It’s just called Frank

It’s just called Frank
Mike Lindell, the hobgoblin founder of MyPillow and conspiracy theorist, may go down in history as the pillow magnate closest to helping pull off a presidential coup d’etat. OK, it wasn’t that close—he was merely one of a hodgepodge of random pro-Trump CEOs and other business ghouls that reportedly met with then-president Trump to urge him to stage a Reichstag moment. Beyond that, he’s known for producing hoax documentaries promoting the election fraud myth like Absolute Proof and the ongoing $1.6 billion defamation lawsuit being brought against him by an election tech manufacturer he falsely accused of working with foreign governments to put Biden in office.
One thing that Lindell will likely not be remembered for is his contributions to the social media sphere. In March 2021, after managing to get himself banned from Twitter, Lindell began promoting a new web project he claimed would become the “platform for Americans who want to defend life, liberty, and all the freedoms that have marked America as the longest-running Constitutional Republic in the history of the world.” It’s called… Frank Speech, or just Frank for short.

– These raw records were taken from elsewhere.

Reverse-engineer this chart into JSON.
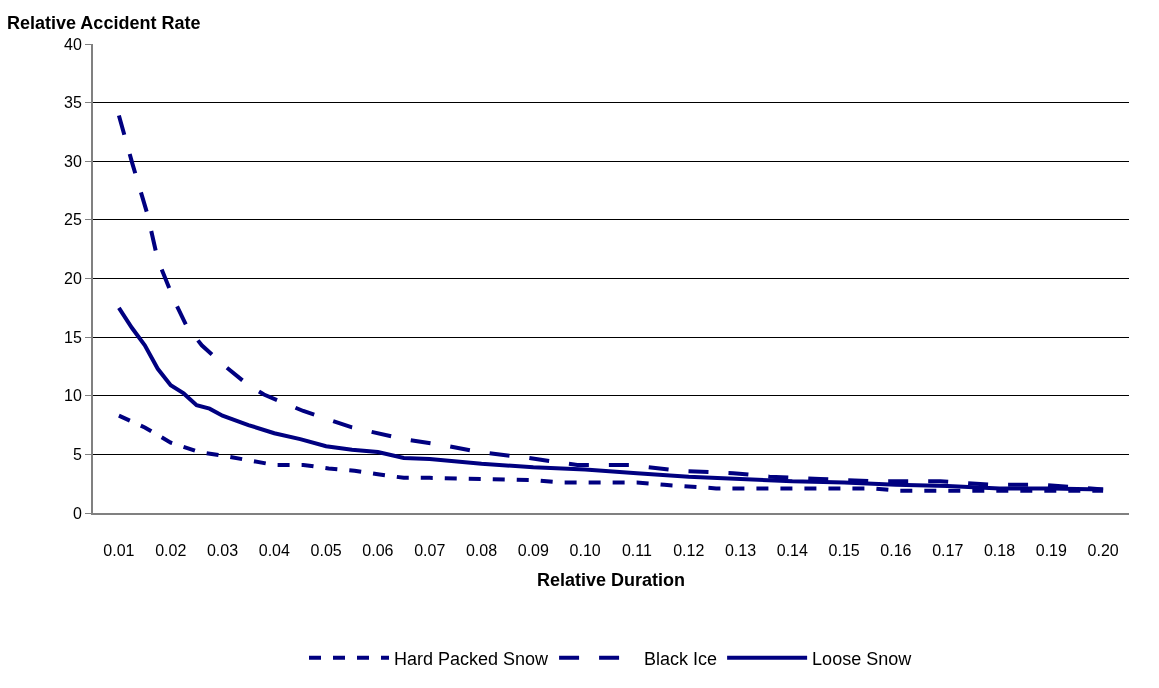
{
  "chart_data": {
    "type": "line",
    "xlabel": "Relative Duration",
    "ylabel": "Relative Accident Rate",
    "xlim": [
      0.005,
      0.205
    ],
    "ylim": [
      0,
      40
    ],
    "yticks": [
      0,
      5,
      10,
      15,
      20,
      25,
      30,
      35,
      40
    ],
    "xticks": [
      {
        "value": 0.01,
        "label": "0.01"
      },
      {
        "value": 0.02,
        "label": "0.02"
      },
      {
        "value": 0.03,
        "label": "0.03"
      },
      {
        "value": 0.04,
        "label": "0.04"
      },
      {
        "value": 0.05,
        "label": "0.05"
      },
      {
        "value": 0.06,
        "label": "0.06"
      },
      {
        "value": 0.07,
        "label": "0.07"
      },
      {
        "value": 0.08,
        "label": "0.08"
      },
      {
        "value": 0.09,
        "label": "0.09"
      },
      {
        "value": 0.1,
        "label": "0.10"
      },
      {
        "value": 0.11,
        "label": "0.11"
      },
      {
        "value": 0.12,
        "label": "0.12"
      },
      {
        "value": 0.13,
        "label": "0.13"
      },
      {
        "value": 0.14,
        "label": "0.14"
      },
      {
        "value": 0.15,
        "label": "0.15"
      },
      {
        "value": 0.16,
        "label": "0.16"
      },
      {
        "value": 0.17,
        "label": "0.17"
      },
      {
        "value": 0.18,
        "label": "0.18"
      },
      {
        "value": 0.19,
        "label": "0.19"
      },
      {
        "value": 0.2,
        "label": "0.20"
      }
    ],
    "grid": "y",
    "legend": "bottom",
    "marker": "none",
    "series": [
      {
        "name": "Hard Packed Snow",
        "color": "#000080",
        "line_style": "dotted",
        "x": [
          0.01,
          0.015,
          0.02,
          0.0255,
          0.03,
          0.035,
          0.04,
          0.0456,
          0.0505,
          0.0555,
          0.06,
          0.065,
          0.07,
          0.08,
          0.09,
          0.0955,
          0.11,
          0.1153,
          0.1253,
          0.1554,
          0.1605,
          0.2
        ],
        "values": [
          8.3,
          7.3,
          6.0,
          5.2,
          4.9,
          4.5,
          4.1,
          4.1,
          3.8,
          3.6,
          3.3,
          3.0,
          3.0,
          2.9,
          2.8,
          2.6,
          2.6,
          2.4,
          2.1,
          2.1,
          1.9,
          1.9
        ]
      },
      {
        "name": "Black Ice",
        "color": "#000080",
        "line_style": "dashed",
        "x": [
          0.01,
          0.0126,
          0.0155,
          0.0175,
          0.0207,
          0.023,
          0.026,
          0.03,
          0.035,
          0.038,
          0.0456,
          0.055,
          0.065,
          0.0725,
          0.0795,
          0.089,
          0.0985,
          0.1087,
          0.118,
          0.1286,
          0.1356,
          0.1454,
          0.156,
          0.1686,
          0.1785,
          0.1887,
          0.2
        ],
        "values": [
          33.9,
          29.8,
          25.5,
          21.6,
          18.1,
          16.0,
          14.3,
          12.7,
          10.9,
          10.1,
          8.7,
          7.3,
          6.3,
          5.8,
          5.2,
          4.7,
          4.1,
          4.1,
          3.6,
          3.4,
          3.1,
          2.9,
          2.7,
          2.7,
          2.4,
          2.4,
          2.0
        ]
      },
      {
        "name": "Loose Snow",
        "color": "#000080",
        "line_style": "solid",
        "x": [
          0.01,
          0.0125,
          0.015,
          0.0175,
          0.02,
          0.0225,
          0.025,
          0.0275,
          0.03,
          0.035,
          0.04,
          0.045,
          0.05,
          0.055,
          0.06,
          0.065,
          0.07,
          0.08,
          0.09,
          0.1,
          0.11,
          0.12,
          0.13,
          0.14,
          0.15,
          0.16,
          0.17,
          0.18,
          0.19,
          0.2
        ],
        "values": [
          17.5,
          15.8,
          14.3,
          12.3,
          10.9,
          10.2,
          9.2,
          8.9,
          8.3,
          7.5,
          6.8,
          6.3,
          5.7,
          5.4,
          5.2,
          4.7,
          4.6,
          4.2,
          3.9,
          3.7,
          3.4,
          3.1,
          2.9,
          2.7,
          2.6,
          2.4,
          2.3,
          2.1,
          2.1,
          2.0
        ]
      }
    ]
  }
}
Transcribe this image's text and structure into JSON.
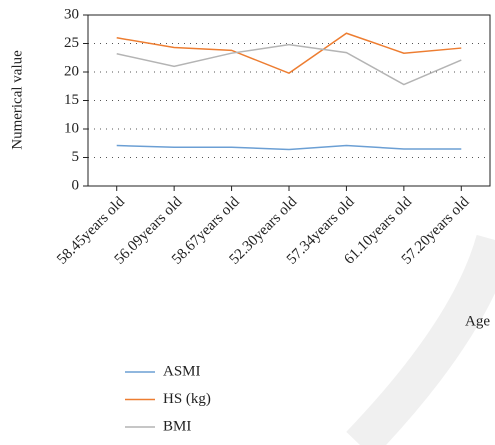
{
  "chart_data": {
    "type": "line",
    "categories": [
      "58.45years old",
      "56.09years old",
      "58.67years old",
      "52.30years old",
      "57.34years old",
      "61.10years old",
      "57.20years old"
    ],
    "series": [
      {
        "name": "ASMI",
        "color": "#6b9fd4",
        "values": [
          7.1,
          6.8,
          6.8,
          6.4,
          7.1,
          6.5,
          6.5
        ]
      },
      {
        "name": "HS (kg)",
        "color": "#ed7d31",
        "values": [
          26.0,
          24.3,
          23.8,
          19.8,
          26.8,
          23.3,
          24.2
        ]
      },
      {
        "name": "BMI",
        "color": "#b4b4b4",
        "values": [
          23.2,
          21.0,
          23.3,
          24.8,
          23.4,
          17.8,
          22.1
        ]
      }
    ],
    "ylabel": "Numerical value",
    "xlabel": "Age",
    "ylim": [
      0,
      30
    ],
    "yticks": [
      0,
      5,
      10,
      15,
      20,
      25,
      30
    ],
    "grid": true,
    "legend": "bottom-left"
  }
}
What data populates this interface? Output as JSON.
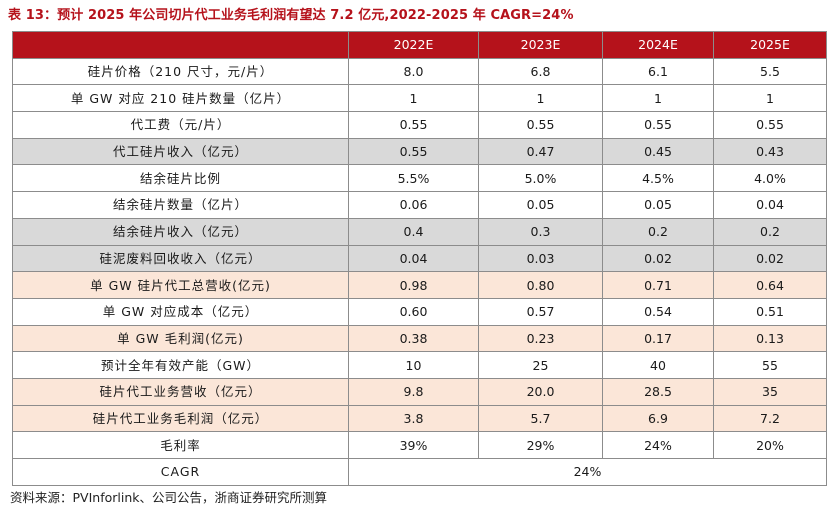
{
  "title": "表 13：预计 2025 年公司切片代工业务毛利润有望达 7.2 亿元,2022-2025 年 CAGR=24%",
  "header": [
    "",
    "2022E",
    "2023E",
    "2024E",
    "2025E"
  ],
  "rows": [
    {
      "label": "硅片价格（210 尺寸，元/片）",
      "values": [
        "8.0",
        "6.8",
        "6.1",
        "5.5"
      ],
      "style": "plain"
    },
    {
      "label": "单 GW 对应 210 硅片数量（亿片）",
      "values": [
        "1",
        "1",
        "1",
        "1"
      ],
      "style": "plain"
    },
    {
      "label": "代工费（元/片）",
      "values": [
        "0.55",
        "0.55",
        "0.55",
        "0.55"
      ],
      "style": "plain"
    },
    {
      "label": "代工硅片收入（亿元）",
      "values": [
        "0.55",
        "0.47",
        "0.45",
        "0.43"
      ],
      "style": "gray"
    },
    {
      "label": "结余硅片比例",
      "values": [
        "5.5%",
        "5.0%",
        "4.5%",
        "4.0%"
      ],
      "style": "plain"
    },
    {
      "label": "结余硅片数量（亿片）",
      "values": [
        "0.06",
        "0.05",
        "0.05",
        "0.04"
      ],
      "style": "plain"
    },
    {
      "label": "结余硅片收入（亿元）",
      "values": [
        "0.4",
        "0.3",
        "0.2",
        "0.2"
      ],
      "style": "gray"
    },
    {
      "label": "硅泥废料回收收入（亿元）",
      "values": [
        "0.04",
        "0.03",
        "0.02",
        "0.02"
      ],
      "style": "gray"
    },
    {
      "label": "单 GW 硅片代工总营收(亿元)",
      "values": [
        "0.98",
        "0.80",
        "0.71",
        "0.64"
      ],
      "style": "peach"
    },
    {
      "label": "单 GW 对应成本（亿元）",
      "values": [
        "0.60",
        "0.57",
        "0.54",
        "0.51"
      ],
      "style": "plain"
    },
    {
      "label": "单 GW 毛利润(亿元)",
      "values": [
        "0.38",
        "0.23",
        "0.17",
        "0.13"
      ],
      "style": "peach"
    },
    {
      "label": "预计全年有效产能（GW）",
      "values": [
        "10",
        "25",
        "40",
        "55"
      ],
      "style": "plain"
    },
    {
      "label": "硅片代工业务营收（亿元）",
      "values": [
        "9.8",
        "20.0",
        "28.5",
        "35"
      ],
      "style": "peach"
    },
    {
      "label": "硅片代工业务毛利润（亿元）",
      "values": [
        "3.8",
        "5.7",
        "6.9",
        "7.2"
      ],
      "style": "peach"
    },
    {
      "label": "毛利率",
      "values": [
        "39%",
        "29%",
        "24%",
        "20%"
      ],
      "style": "plain"
    }
  ],
  "cagr": {
    "label": "CAGR",
    "value": "24%"
  },
  "source": "资料来源：PVInforlink、公司公告，浙商证券研究所测算",
  "colors": {
    "header_bg": "#b5121b",
    "title": "#b5121b",
    "gray_row": "#d9d9d9",
    "peach_row": "#fbe6d8"
  }
}
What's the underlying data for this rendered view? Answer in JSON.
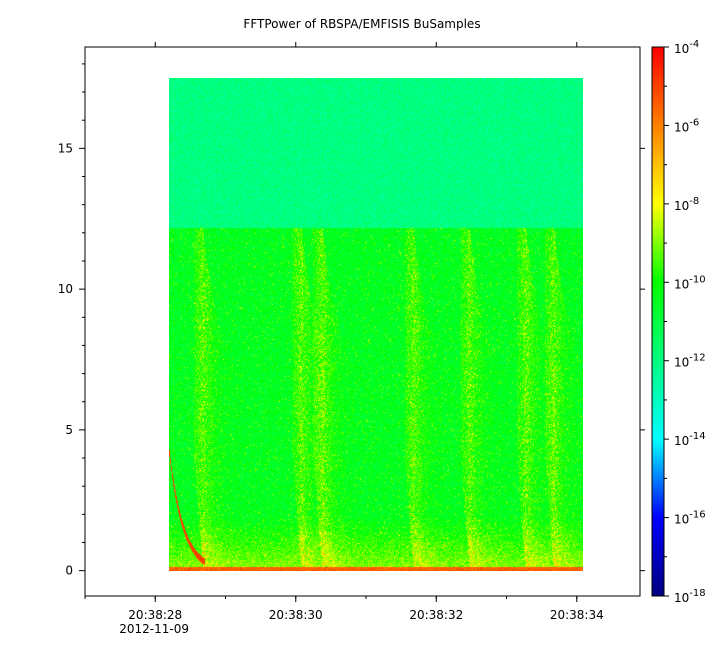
{
  "chart_data": {
    "type": "heatmap",
    "title": "FFTPower of RBSPA/EMFISIS  BuSamples",
    "xlabel": "",
    "ylabel": "",
    "x_ticks": [
      "20:38:28",
      "20:38:30",
      "20:38:32",
      "20:38:34"
    ],
    "x_date_label": "2012-11-09",
    "y_ticks": [
      0,
      5,
      10,
      15
    ],
    "ylim": [
      -0.9,
      18.6
    ],
    "xlim": [
      "20:38:27.0",
      "20:38:34.9"
    ],
    "data_extent": {
      "t_start": "20:38:28.2",
      "t_end": "20:38:34.1",
      "f_min": 0,
      "f_max": 17.5
    },
    "colorbar": {
      "scale": "log",
      "range": [
        1e-18,
        0.0001
      ],
      "tick_labels": [
        {
          "base": "10",
          "exp": "-4"
        },
        {
          "base": "10",
          "exp": "-6"
        },
        {
          "base": "10",
          "exp": "-8"
        },
        {
          "base": "10",
          "exp": "-10"
        },
        {
          "base": "10",
          "exp": "-12"
        },
        {
          "base": "10",
          "exp": "-14"
        },
        {
          "base": "10",
          "exp": "-16"
        },
        {
          "base": "10",
          "exp": "-18"
        }
      ],
      "colors": [
        "#000080",
        "#0000ff",
        "#00ffff",
        "#00ff80",
        "#00ff00",
        "#ffff00",
        "#ff8000",
        "#ff0000"
      ]
    },
    "features": {
      "upper_band": {
        "f_range": [
          12.2,
          17.5
        ],
        "log_power": -12
      },
      "lower_band": {
        "f_range": [
          0,
          12.2
        ],
        "log_power": -10.5
      },
      "chorus_bursts_t": [
        "20:38:28.6",
        "20:38:30.0",
        "20:38:30.3",
        "20:38:31.6",
        "20:38:32.4",
        "20:38:33.2",
        "20:38:33.6"
      ],
      "low_freq_line": {
        "f": 0,
        "log_power": -6
      }
    }
  }
}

Frank, Lindell claimed, would have millions of users, combine the functionality of Twitter and YouTube, and be a censorship-free haven for free speech (or at least freedom for any speech not in violation of the Ten Commandments or “biblical principles,” which he said he would ban immediately). None of this came to pass, because when Frank eventually did launch in April, it was a half-coded mess that appeared to have no social functionality whatsoever. Instead, the only content on Frank appears to be auto-playing livestreams of Lindell and other conspiracy theorists continuing to lie about the elections.